Manifestações de apoio
Entre as organizações que enviaram mensagens oficiais de apoio, estão a Ordem dos Advogados do Brasil (OAB), os Conselhos Regionais de Medicina de Pernambuco (Cremepe), de Enfermagem (Coren-PE) e de Psicologia (CRP-PE), além de entidades de classe. “Tem de tudo. Tudo que é bom do Brasil está do nosso lado”, realça o diretor clínico do Cisam.
“A gente está dando a chance de essa criança, que tem 10 anos, na verdade, começar a viver agora, porque o que ela teve até agora não foi vida. E tem pessoas que não querem que ela viva. Ela perdeu a infância e tem gente que quer trabalhar para que ela perca o futuro também” , alfineta Moraes, acrescentando que a equipe decidiu não informar a data da alta da menina por risco de novos ataques fundamentalistas.
“Esses grupos, embora não estejam mais aglomerados aqui, estão rondando ainda, então, podem estar no aeroporto também. Eles estão olhando os voos aéreos que saem daqui pro Espírito Santo”, aponta o médico.
Religião & ódio
Ao refletir sobre os ataques de ódio, o diretor do Cisam diz lamentar a mescla entre “isso e a religião”. Já excomungado pela Igreja Católica por duas vezes por atuar em procedimentos que garantem o aborto legal e seguro, Moraes fala em “distorção dos valores familiares” por parte dos fundamentalistas.

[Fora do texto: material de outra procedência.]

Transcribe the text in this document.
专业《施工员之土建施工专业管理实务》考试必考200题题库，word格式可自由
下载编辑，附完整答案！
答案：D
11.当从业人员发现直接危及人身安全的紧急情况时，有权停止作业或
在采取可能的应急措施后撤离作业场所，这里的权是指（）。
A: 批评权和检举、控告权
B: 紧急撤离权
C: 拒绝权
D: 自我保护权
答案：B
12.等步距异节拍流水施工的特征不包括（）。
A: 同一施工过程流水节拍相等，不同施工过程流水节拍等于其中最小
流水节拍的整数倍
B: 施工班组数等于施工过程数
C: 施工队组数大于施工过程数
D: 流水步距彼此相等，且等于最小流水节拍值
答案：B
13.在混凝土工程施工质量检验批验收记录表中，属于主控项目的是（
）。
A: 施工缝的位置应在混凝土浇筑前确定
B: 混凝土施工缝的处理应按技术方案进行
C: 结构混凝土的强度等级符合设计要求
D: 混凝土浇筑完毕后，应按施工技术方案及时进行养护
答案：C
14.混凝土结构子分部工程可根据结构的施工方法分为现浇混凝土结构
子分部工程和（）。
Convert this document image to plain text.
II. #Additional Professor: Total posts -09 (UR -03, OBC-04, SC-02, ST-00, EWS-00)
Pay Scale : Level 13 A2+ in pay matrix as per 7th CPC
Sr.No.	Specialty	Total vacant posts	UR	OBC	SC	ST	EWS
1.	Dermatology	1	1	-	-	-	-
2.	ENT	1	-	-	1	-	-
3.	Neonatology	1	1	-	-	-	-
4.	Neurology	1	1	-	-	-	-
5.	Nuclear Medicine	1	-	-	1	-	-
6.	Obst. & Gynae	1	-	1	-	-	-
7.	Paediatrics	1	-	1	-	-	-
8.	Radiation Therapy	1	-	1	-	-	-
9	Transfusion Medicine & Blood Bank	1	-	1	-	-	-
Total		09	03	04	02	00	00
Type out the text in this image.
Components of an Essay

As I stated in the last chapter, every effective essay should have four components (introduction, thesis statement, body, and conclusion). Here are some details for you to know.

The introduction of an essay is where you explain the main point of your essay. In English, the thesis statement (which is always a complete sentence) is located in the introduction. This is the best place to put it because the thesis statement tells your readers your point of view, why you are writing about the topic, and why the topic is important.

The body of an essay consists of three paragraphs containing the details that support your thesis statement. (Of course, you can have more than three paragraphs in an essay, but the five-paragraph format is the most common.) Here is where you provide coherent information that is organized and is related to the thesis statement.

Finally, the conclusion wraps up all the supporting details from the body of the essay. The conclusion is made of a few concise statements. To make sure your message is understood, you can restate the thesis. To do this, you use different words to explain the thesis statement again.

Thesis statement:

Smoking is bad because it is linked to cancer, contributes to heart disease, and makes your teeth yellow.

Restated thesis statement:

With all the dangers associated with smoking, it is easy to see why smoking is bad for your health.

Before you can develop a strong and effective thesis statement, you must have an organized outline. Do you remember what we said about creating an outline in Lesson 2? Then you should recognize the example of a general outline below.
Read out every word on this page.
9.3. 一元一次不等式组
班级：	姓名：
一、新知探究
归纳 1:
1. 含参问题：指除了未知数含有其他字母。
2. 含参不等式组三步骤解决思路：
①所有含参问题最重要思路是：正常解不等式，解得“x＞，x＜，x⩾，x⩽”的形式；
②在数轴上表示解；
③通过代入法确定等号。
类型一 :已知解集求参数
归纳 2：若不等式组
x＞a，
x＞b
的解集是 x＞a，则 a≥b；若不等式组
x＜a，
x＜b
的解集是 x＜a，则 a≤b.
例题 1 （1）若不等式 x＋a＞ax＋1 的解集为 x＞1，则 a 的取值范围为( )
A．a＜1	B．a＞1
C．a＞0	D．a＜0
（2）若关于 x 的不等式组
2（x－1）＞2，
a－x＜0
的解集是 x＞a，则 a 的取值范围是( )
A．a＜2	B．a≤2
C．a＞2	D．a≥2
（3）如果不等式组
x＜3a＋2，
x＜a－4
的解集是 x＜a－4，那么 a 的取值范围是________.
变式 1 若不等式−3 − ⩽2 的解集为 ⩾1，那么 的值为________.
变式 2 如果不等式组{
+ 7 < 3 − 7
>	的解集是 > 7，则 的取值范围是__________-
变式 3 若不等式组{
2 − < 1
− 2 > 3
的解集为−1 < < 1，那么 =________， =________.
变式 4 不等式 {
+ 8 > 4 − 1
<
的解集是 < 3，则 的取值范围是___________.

“Eu não sou católico praticante, mas, como pessoa que gosta de leitura e de História, conheço a História de Cristo como pouca gente conhece, com a visão social e antropóloga do homem Jesus Cristo. Tenho ele como se eu fosse um fã”, conta, ao mencionar o perfil acolhedor de um Messias que contrasta com o Deus do chicote.
“Ele foi um dos maiores humanistas da Terra, um dos maiores defensores da mulher, e isso numa sociedade machista, que surgiu dentro de um costume de apedrejamento das mulheres. Ele acolhia a todos e respeitava tanto as mulheres, que, quando ressuscitou, apareceu pra uma mulher, e não pra um homem”, ressalta.
Flores
Olímpio Moraes conta que nestes dias viveu “muitas emoções”. Ele destaca um episódio envolvendo um casal que o procurou para manifestar preocupação e solidariedade.
“Eles pararam aqui num carro grande, importado, e vieram na minha direção. Ele começou a chorar e disse que tinha um presente para a equipe e para a menina, umas flores. Ficou constrangido ao dizer que uma das pessoas que estavam na manifestação [contrária ao aborto] era filha dele, e ele colocou a culpa na cabeça de alguns jovens que frequentam movimentos religiosos que, na verdade, estão promovendo ódio em nome da religião”, narra o médico.
Questionado sobre como reagiu diante da situação, Moraes responde como alguém a quem só resta construir a paz, caminhando na direção contrária à dos ataques. “Eu falei pro casal que dissesse a ela que não tenho qualquer sentimento ruim em relação a ela, porque ela também é vítima de uma sociedade que não tem informação. E é ainda mais vítima por ser mulher. Fiquei bastante comovido com essa manifestação deles.”
Fios brancos
Ao falar sobre sua trajetória profissional, o diretor, que também é professor da Universidade de Pernambuco (UPE), realça a satisfação que lhe enche o peito. “Tenho orgulho de ser médico, de promover o bem. Tenho orgulho perante a minha família, os amigos. Eu acho que, quando você faz isso, faz o seu trabalho, vai ficar velhinho e vão ter orgulho da vida, e não ser um velho ranzinza, com raiva do mundo.”
Do alto de seus fios brancos, Moraes menciona a relação com os alunos e chama a atenção para a importância de se viver tomando boas decisões. “Assim, a gente pode ter uma vida plena e se sentir bem consigo mesmo. Eu digo sempre pra todo mundo que a melhor maneira de envelhecer é não ser covarde. O covarde pode até durar mais tempo, mas não vale a pena, não”, ensina.